We want peace too: CPM AND RSS
Leaders of the BJP-RSS and the CPI(M) acknowledge the change in attitude among cadres, and their weariness with violence.
“A lot of innocent people have been killed from our party,” said T. Anil, a local CPI(M) area committee member in Pinarayi.
“This election, we have been telling people we will give those who have lost their loved ones justice.

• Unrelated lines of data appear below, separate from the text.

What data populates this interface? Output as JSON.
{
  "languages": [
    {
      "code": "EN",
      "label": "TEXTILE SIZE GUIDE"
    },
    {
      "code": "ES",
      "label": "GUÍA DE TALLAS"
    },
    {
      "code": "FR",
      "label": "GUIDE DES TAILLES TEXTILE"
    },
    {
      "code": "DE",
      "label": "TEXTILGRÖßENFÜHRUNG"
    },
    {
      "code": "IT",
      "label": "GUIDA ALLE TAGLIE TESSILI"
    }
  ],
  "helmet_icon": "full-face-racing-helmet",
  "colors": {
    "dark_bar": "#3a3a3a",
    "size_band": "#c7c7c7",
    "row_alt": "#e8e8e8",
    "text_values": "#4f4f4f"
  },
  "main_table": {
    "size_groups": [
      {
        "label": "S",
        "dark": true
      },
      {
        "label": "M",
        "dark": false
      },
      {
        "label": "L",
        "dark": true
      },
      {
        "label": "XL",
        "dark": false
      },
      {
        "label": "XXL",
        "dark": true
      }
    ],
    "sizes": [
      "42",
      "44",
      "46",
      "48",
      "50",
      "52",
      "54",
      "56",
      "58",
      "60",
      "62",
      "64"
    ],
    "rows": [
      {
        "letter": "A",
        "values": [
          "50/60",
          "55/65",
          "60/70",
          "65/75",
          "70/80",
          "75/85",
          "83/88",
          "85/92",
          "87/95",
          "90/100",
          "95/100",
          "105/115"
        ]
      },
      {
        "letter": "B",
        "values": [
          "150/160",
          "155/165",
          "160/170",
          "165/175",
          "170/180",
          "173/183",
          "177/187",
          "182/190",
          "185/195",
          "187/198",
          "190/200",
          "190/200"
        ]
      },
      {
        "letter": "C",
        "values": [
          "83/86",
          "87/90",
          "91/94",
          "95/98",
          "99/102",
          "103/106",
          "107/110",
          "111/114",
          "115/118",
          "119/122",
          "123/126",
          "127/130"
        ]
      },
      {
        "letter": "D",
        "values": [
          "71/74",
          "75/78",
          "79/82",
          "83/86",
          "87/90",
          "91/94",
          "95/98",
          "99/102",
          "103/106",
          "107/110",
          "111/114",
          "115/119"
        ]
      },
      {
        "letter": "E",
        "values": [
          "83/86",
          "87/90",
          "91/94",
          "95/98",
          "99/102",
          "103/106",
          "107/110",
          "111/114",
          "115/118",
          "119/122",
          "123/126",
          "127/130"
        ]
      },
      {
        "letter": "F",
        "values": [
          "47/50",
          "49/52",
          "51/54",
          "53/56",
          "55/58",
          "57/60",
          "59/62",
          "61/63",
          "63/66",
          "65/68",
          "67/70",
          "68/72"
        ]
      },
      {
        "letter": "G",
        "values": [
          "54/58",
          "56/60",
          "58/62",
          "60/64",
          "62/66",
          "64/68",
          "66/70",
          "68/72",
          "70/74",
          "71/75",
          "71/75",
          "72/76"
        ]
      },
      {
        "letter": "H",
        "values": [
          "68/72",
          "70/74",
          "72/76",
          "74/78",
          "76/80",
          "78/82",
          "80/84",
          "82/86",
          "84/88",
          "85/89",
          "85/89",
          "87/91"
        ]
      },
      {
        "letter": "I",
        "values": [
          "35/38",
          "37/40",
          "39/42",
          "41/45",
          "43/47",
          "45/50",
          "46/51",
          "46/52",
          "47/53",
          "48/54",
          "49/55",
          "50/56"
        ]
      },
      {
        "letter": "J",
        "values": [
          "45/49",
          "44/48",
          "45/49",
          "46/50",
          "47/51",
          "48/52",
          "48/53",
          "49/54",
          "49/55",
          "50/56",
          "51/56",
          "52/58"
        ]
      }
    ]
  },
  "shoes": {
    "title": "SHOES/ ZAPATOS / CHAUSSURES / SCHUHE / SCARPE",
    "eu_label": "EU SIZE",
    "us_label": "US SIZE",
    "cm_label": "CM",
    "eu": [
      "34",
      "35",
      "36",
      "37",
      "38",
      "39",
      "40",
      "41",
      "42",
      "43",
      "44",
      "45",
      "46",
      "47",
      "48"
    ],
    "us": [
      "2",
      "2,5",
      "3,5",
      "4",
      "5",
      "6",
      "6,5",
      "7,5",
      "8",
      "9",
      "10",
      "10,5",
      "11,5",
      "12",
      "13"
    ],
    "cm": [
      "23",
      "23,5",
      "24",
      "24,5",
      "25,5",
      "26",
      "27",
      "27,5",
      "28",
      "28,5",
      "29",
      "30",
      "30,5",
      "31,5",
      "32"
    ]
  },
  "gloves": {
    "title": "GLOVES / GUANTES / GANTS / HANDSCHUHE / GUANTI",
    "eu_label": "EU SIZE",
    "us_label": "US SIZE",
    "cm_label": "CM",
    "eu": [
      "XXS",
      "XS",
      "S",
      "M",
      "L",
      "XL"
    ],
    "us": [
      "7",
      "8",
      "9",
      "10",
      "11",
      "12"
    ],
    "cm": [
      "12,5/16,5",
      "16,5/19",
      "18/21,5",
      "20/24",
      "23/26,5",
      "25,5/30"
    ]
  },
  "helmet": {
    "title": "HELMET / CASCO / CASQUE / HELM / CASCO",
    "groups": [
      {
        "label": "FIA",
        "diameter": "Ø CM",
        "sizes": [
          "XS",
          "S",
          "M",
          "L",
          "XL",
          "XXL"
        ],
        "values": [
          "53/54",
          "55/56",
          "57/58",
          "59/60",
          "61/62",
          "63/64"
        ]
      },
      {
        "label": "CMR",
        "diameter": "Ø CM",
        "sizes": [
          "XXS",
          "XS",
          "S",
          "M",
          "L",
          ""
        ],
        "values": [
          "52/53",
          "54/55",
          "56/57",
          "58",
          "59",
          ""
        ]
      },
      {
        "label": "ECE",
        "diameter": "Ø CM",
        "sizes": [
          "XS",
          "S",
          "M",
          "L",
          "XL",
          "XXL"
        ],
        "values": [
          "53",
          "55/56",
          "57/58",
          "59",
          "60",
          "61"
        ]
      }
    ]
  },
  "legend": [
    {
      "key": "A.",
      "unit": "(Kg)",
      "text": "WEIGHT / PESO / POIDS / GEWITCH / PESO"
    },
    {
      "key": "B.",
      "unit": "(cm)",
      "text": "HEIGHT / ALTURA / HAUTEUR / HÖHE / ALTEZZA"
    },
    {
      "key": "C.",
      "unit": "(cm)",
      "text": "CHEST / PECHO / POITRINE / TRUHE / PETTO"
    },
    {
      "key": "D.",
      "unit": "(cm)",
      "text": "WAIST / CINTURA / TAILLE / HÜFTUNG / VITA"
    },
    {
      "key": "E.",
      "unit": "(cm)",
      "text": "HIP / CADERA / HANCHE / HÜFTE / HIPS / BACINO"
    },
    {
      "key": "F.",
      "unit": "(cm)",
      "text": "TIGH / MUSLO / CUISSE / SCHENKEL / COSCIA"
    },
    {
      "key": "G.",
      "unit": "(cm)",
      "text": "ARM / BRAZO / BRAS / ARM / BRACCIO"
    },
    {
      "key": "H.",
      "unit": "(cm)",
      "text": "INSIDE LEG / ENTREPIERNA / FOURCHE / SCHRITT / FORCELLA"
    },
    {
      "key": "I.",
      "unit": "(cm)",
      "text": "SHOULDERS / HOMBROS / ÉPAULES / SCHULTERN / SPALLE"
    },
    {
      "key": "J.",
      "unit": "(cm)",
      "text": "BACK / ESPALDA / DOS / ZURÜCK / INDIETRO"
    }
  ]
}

We are trying to stop [the violence], and have been, in a big way, sensitising our cadres against resorting to violence,” he added.
“If you listen to what the RSS leaders have been saying, they too are hoping to curb the violence,” he said.
Even so, there is an evident effort to invoke this weariness with violence to score a point over rivals.
M.P. Sumesh, the BJP mandala president in Thallassery, said people of Kannur should use the ballot to register their protest against political killings, taking a potshot at the CPI(M).
“The CPI(M) has been… using their politburo, state secretaries and zilla secretaries and other officials to fuel passions,” he added.
“In Kannur, people should use the ballot to create a change and tell the other side that they will not accept another drop of blood on Kannur soil,” added Sumesh, a survivor of a suspected political attack.
In 2008, a seven-member gang had assaulted him, inflicting deep wounds on his head and face and cutting off his left hand.
K. Sudhakaran, the candidate of the Congress-led United Democratic Front (UDF) from Kannur, said people were fed up with the killings, before taking on a partisan tone.
“People are hoping for a verdict against the CPI(M)’s murder politics,” he said.
Political researcher and analyst Sasidharan said political parties were milking the deaths of workers to gain votes in Kannur.
“It is sad… The main reason for these murders is the lack of political knowledge. Most of these party workers are not well-educated and the political leadership is using them for their own vendetta agenda,” he added.